JACKSONVILLE BEACH, Fla. - The cleanup from Hurricane Matthew continues across Northeast Florida and will for months.
As the beach renourishment project in Jacksonville Beach goes on, there is a push to make the rebuilding of the dunes a part of that project as a way to save money.
Crucial repairs are needed for the sand dunes that took a hard hit from the storm.
Damage could have been much worse had the dunes not been there to protect the community.
The restoration dredging project is scheduled for completion in mid-December, which could save money on the dunes rebuild.
Army Corps of Engineers project manager Jason Harrah said it's important to get the dunes rebuilt.
"Those dunes sacrificed themselves. They eroded out and did exactly what they are supposed to do," Harrah said. "Yes, there are a couple of areas where they did breach, but ultimately the structure itself and its entirety stayed together and sacrificed itself to prevent all of that additional flooding and loss of life that could have occurred if it wouldn't have been there."
The Army Corps of Engineers sent a memo to the city with a cost estimate of $7.5 million to rebuild the dunes. That would be an addition to the current contract, which would save the city time and money as opposed to having to bid out a new contract and bring back the equipment after it leaves.
City Councilman Bill Gulliford agrees adding the project in now is a good idea.
“Thankfully the administration is working hard to try and get the dunes restored as part of the current contract with the contractors out there doing normal maintenance on the beach and restoring sand," Gulliford said. "If we can do that it saves a lot of money.”

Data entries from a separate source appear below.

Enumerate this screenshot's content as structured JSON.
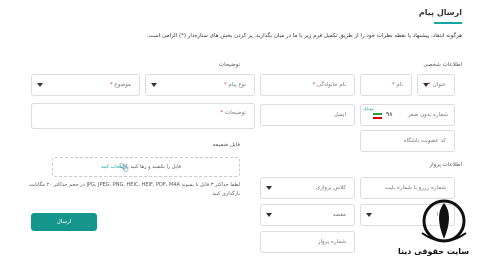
{
  "header": {
    "title": "ارسال پیام",
    "intro": "هرگونه انتقاد، پیشنهاد یا نقطه نظرات خود را از طریق تکمیل فرم زیر با ما در میان بگذارید. پر کردن بخش های ستاره‌دار (*) الزامی است."
  },
  "personal": {
    "section_label": "اطلاعات شخصی",
    "title_select": "عنوان",
    "name": "نام",
    "family": "نام خانوادگی",
    "mobile_label": "موبایل",
    "mobile_placeholder": "شماره بدون صفر",
    "country_code": "۹۸",
    "email": "ایمیل",
    "club_code": "کد عضویت باشگاه"
  },
  "message": {
    "section_label": "توضیحات",
    "type_select": "نوع پیام",
    "subject_select": "موضوع",
    "description": "توضیحات"
  },
  "attachment": {
    "section_label": "فایل ضمیمه",
    "drop_text": "فایل را بکشید و رها کنید یا",
    "choose_link": "انتخاب کنید",
    "help": "لطفا حداکثر ۳ فایل با پسوند JPG, JPEG, PNG, HEIC, HEIF, PDF, M4A در حجم حداکثر ۲۰ مگابایت بارگذاری کنید"
  },
  "flight": {
    "section_label": "اطلاعات پرواز",
    "reservation": "شماره رزرو یا شماره بلیت",
    "cabin_select": "کلاس پروازی",
    "origin_select": "مبدا",
    "destination_select": "مقصد",
    "flight_number": "شماره پرواز"
  },
  "actions": {
    "submit": "ارسال"
  },
  "watermark": {
    "text": "سایت حقوقی دینا"
  },
  "colors": {
    "accent": "#14968d",
    "required": "#e53935"
  }
}
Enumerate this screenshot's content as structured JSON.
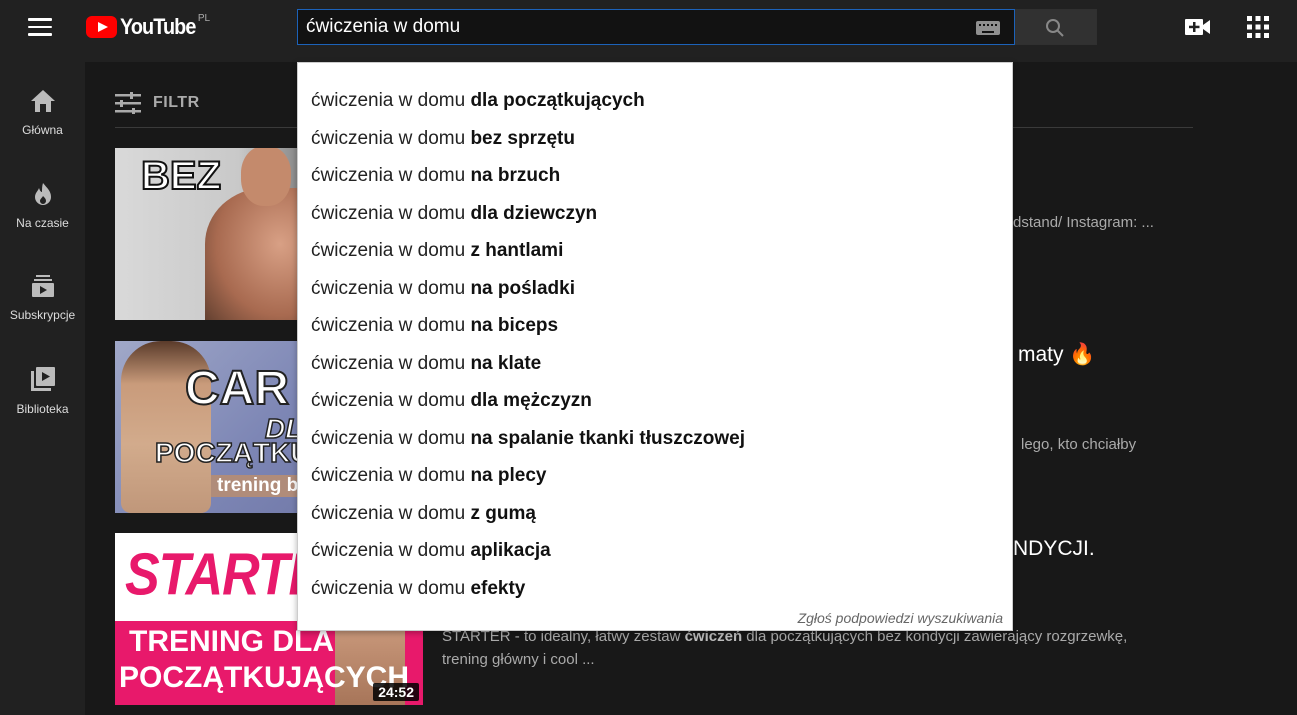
{
  "header": {
    "logo_text": "YouTube",
    "country_code": "PL",
    "search_value": "ćwiczenia w domu",
    "menu_icon": "hamburger-icon",
    "search_icon": "search-icon",
    "keyboard_icon": "keyboard-icon",
    "create_icon": "video-camera-plus-icon",
    "apps_icon": "apps-grid-icon"
  },
  "sidebar": {
    "items": [
      {
        "label": "Główna",
        "icon": "home-icon"
      },
      {
        "label": "Na czasie",
        "icon": "flame-icon"
      },
      {
        "label": "Subskrypcje",
        "icon": "subscriptions-icon"
      },
      {
        "label": "Biblioteka",
        "icon": "library-icon"
      }
    ]
  },
  "filter": {
    "label": "FILTR",
    "icon": "sliders-icon"
  },
  "suggestions": {
    "prefix": "ćwiczenia w domu ",
    "items": [
      "dla początkujących",
      "bez sprzętu",
      "na brzuch",
      "dla dziewczyn",
      "z hantlami",
      "na pośladki",
      "na biceps",
      "na klate",
      "dla mężczyzn",
      "na spalanie tkanki tłuszczowej",
      "na plecy",
      "z gumą",
      "aplikacja",
      "efekty"
    ],
    "report_label": "Zgłoś podpowiedzi wyszukiwania"
  },
  "videos": [
    {
      "thumb_text": [
        "BEZ"
      ],
      "title_visible": "",
      "desc_visible": "dstand/ Instagram: ..."
    },
    {
      "thumb_text": [
        "CAR",
        "DLA",
        "POCZĄTKU",
        "trening be"
      ],
      "title_visible": "maty 🔥",
      "desc_visible": "lego, kto chciałby"
    },
    {
      "thumb_text": [
        "STARTER",
        "TRENING DLA",
        "POCZĄTKUJĄCYCH"
      ],
      "duration": "24:52",
      "title_visible": "NDYCJI.",
      "desc_line1_a": "STARTER - to idealny, łatwy zestaw ",
      "desc_line1_b": "ćwiczeń",
      "desc_line1_c": " dla początkujących bez kondycji zawierający rozgrzewkę,",
      "desc_line2": "trening główny i cool ..."
    }
  ],
  "colors": {
    "accent_red": "#ff0000",
    "search_border": "#1c62b9",
    "starter_pink": "#e8196b"
  }
}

Gulliford said that the cost of simply mobilizing the dredge that is out there now is $4 million, so if the city waits and chooses to do the dunes later, that will be an additional cost. He said at the city level, the city council would be the one to approve the addition to the contract. At the state level, he believes it would be up to the governor.
For people living at the beach, the hope is that the project gets done as quickly as possible.
“The dunes will get back to their original state,” Chris Budhram said. “The more proactive locals are around the area the better it is for the beach itself.”
“It's sad when you walk down the beach, and boy is it a mess. But I mean, it's going to take time,” another woman added.
Harrah said the breaching of the dunes isn't unexpected in a storm of Matthew's magnitude, but that's why it's important to rebuild them quickly. They are there for that protection again if another storm comes through.